DB that consists of nodes (individuals/agent) which are connected by edges (relation between the two individuals). Each node and edge have proprety (e.g individuals has different characteristics and they are connected in a certain way defined by the property)

pros and cons can be resumed by the fact that they are specific to graph data and nothing else.



## Sum up

Read more about types of NoSQL DB here https://www.ksi.mff.cuni.cz/~svoboda/courses/2016-2-MIE-PDB/lectures/Lecture-06-NoSQL.pdf.

Refer to this website if you are interested in seeing the most used db knowing each type. https://db-engines.com/en/ranking

- key-value: #1 ranked is Redis
- Document-oriented: #1 is MongoDB
- Wide columns: #1 is Cassandra
- Graph: #1 is Neo4j


### Exercise

**1**: Lorem Ipsum is just a random txt that devs use as a placeholder for multiple things (especially web developping) when you don't have the real text and just want to test your functionnality. Put a [Lorem Ipsum](https://www.lipsum.com/) of 3 paragraphs in a txt file using python, each paragraph delimited by two new line.

**2**: Update the txt file by removing the first paragraph.

**3**: Create a dict from the paper of [lecun et al.](https://www.researchgate.net/publication/277411157_Deep_Learning) and [goodfellow et al.](https://arxiv.org/abs/1406.2661) with authors, title, affiliations.

**4**: Save the previously created dict in the JSON format and load it back.
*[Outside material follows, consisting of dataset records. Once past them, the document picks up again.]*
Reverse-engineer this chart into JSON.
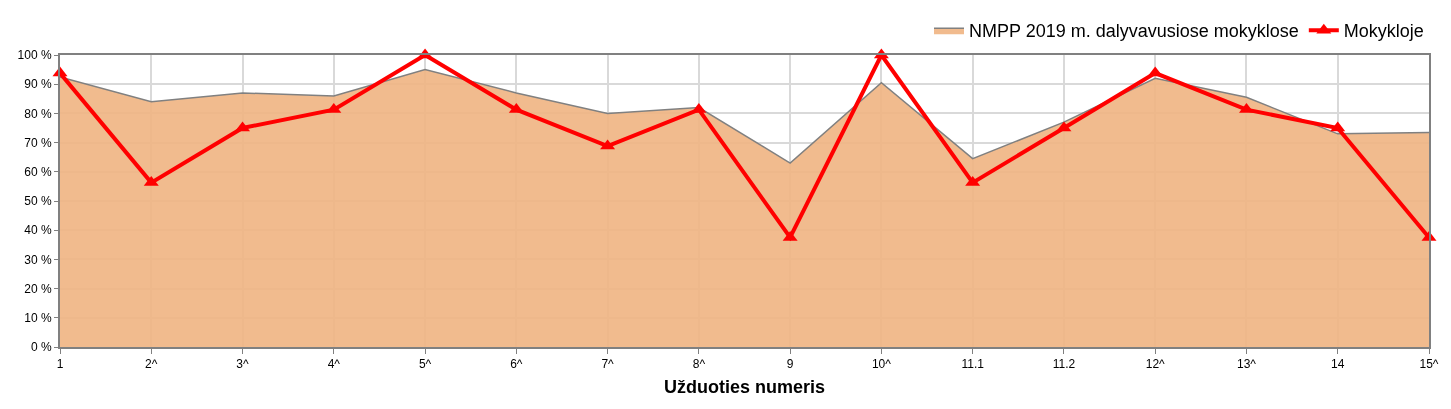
{
  "chart_data": {
    "type": "area",
    "xlabel": "Užduoties numeris",
    "categories": [
      "1",
      "2^",
      "3^",
      "4^",
      "5^",
      "6^",
      "7^",
      "8^",
      "9",
      "10^",
      "11.1",
      "11.2",
      "12^",
      "13^",
      "14",
      "15^"
    ],
    "series": [
      {
        "name": "NMPP 2019 m. dalyvavusiose mokyklose",
        "color": "#f0b482",
        "values": [
          92.5,
          84,
          87,
          86,
          95,
          87,
          80,
          82,
          63,
          90.5,
          64.5,
          77,
          92,
          85.5,
          73,
          73.5
        ]
      },
      {
        "name": "Mokykloje",
        "type": "line",
        "color": "#ff0000",
        "marker": "triangle",
        "values": [
          93.8,
          56.3,
          75,
          81.3,
          100,
          81.3,
          68.8,
          81.3,
          37.5,
          100,
          56.3,
          75,
          93.8,
          81.3,
          75,
          37.5
        ]
      }
    ],
    "ylim": [
      0,
      100
    ],
    "yticks": [
      {
        "value": 0,
        "label": "0 %"
      },
      {
        "value": 10,
        "label": "10 %"
      },
      {
        "value": 20,
        "label": "20 %"
      },
      {
        "value": 30,
        "label": "30 %"
      },
      {
        "value": 40,
        "label": "40 %"
      },
      {
        "value": 50,
        "label": "50 %"
      },
      {
        "value": 60,
        "label": "60 %"
      },
      {
        "value": 70,
        "label": "70 %"
      },
      {
        "value": 80,
        "label": "80 %"
      },
      {
        "value": 90,
        "label": "90 %"
      },
      {
        "value": 100,
        "label": "100 %"
      }
    ],
    "grid": true,
    "legend": "top right"
  }
}
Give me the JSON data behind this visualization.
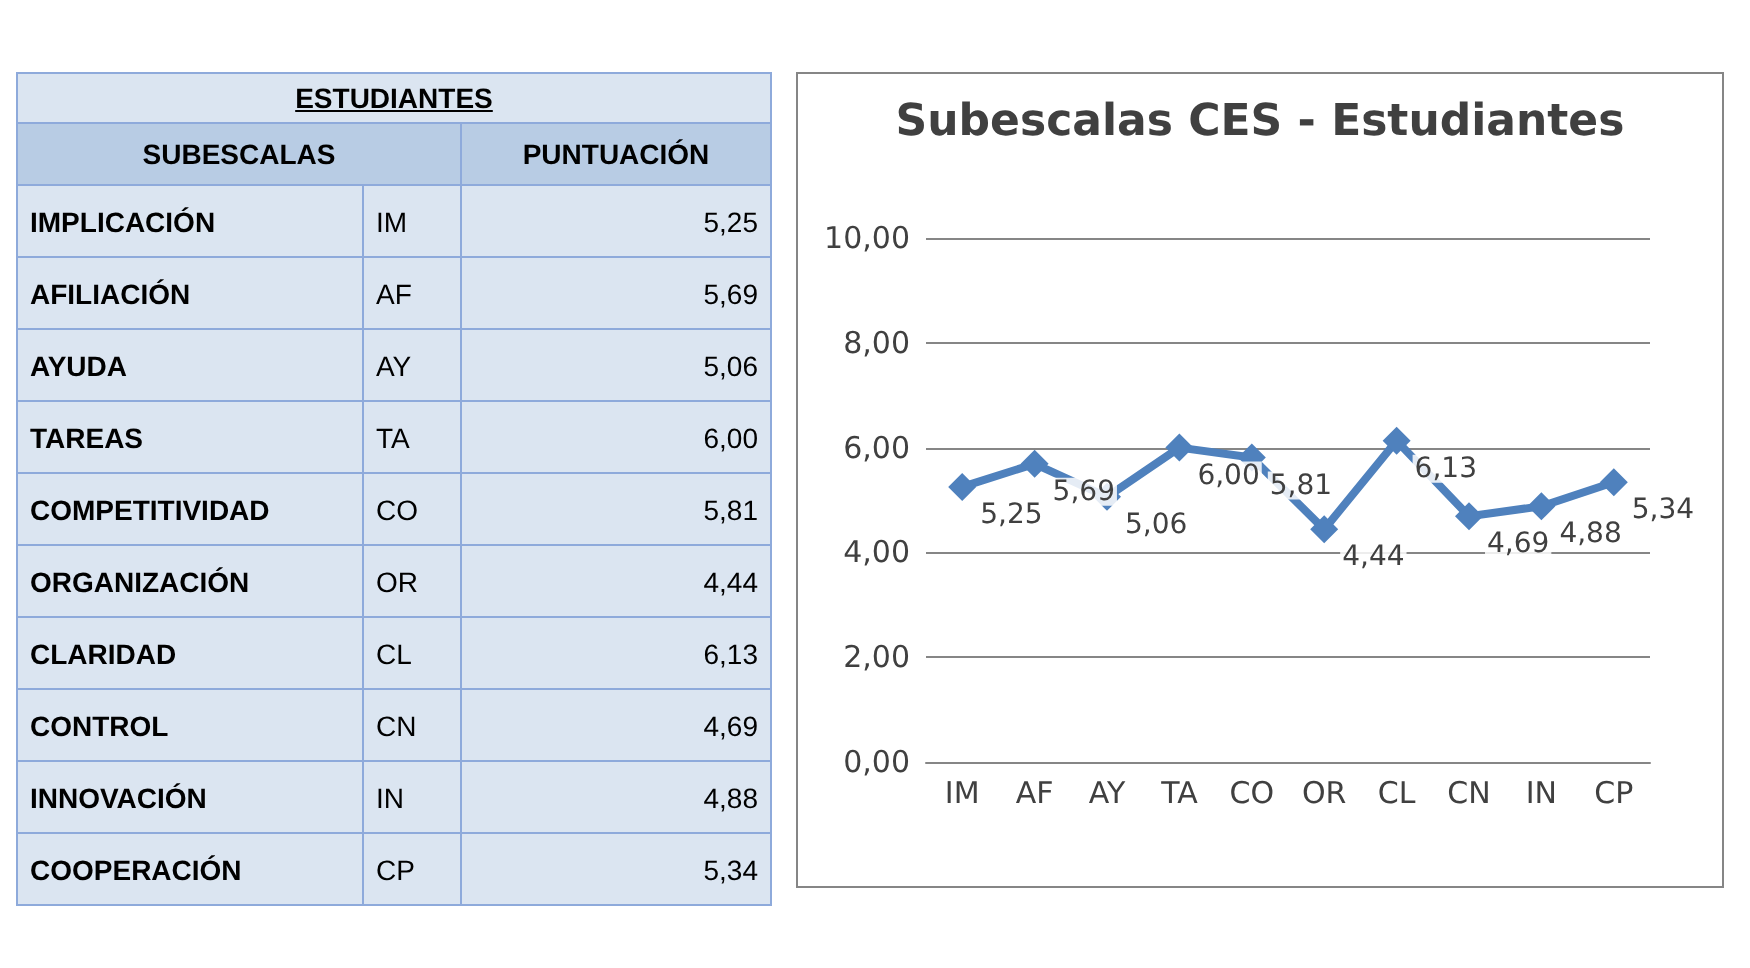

**5**: Save the previously created dict in the pickle format. Try to open manually (i.e with a text editor), is it human readable ?

**6**: Parse the xml_file2 in the same way as in the lecture. put infos in a dict and save it in a json file.

**7**: Download an image of your choice and save it in either jpg or png.

**8**: From the data/Chap2/data_world.json file, create a set of publisher type.

**9**: From the data/Chap2/data_world.json file, delete the key of your choice and save the new dict as data_world_cleaned.json.

**10**: From the data/Chap2/data_world.json file, create the co-occurence matrix between "accessLevel" and "accrualPeriodicity".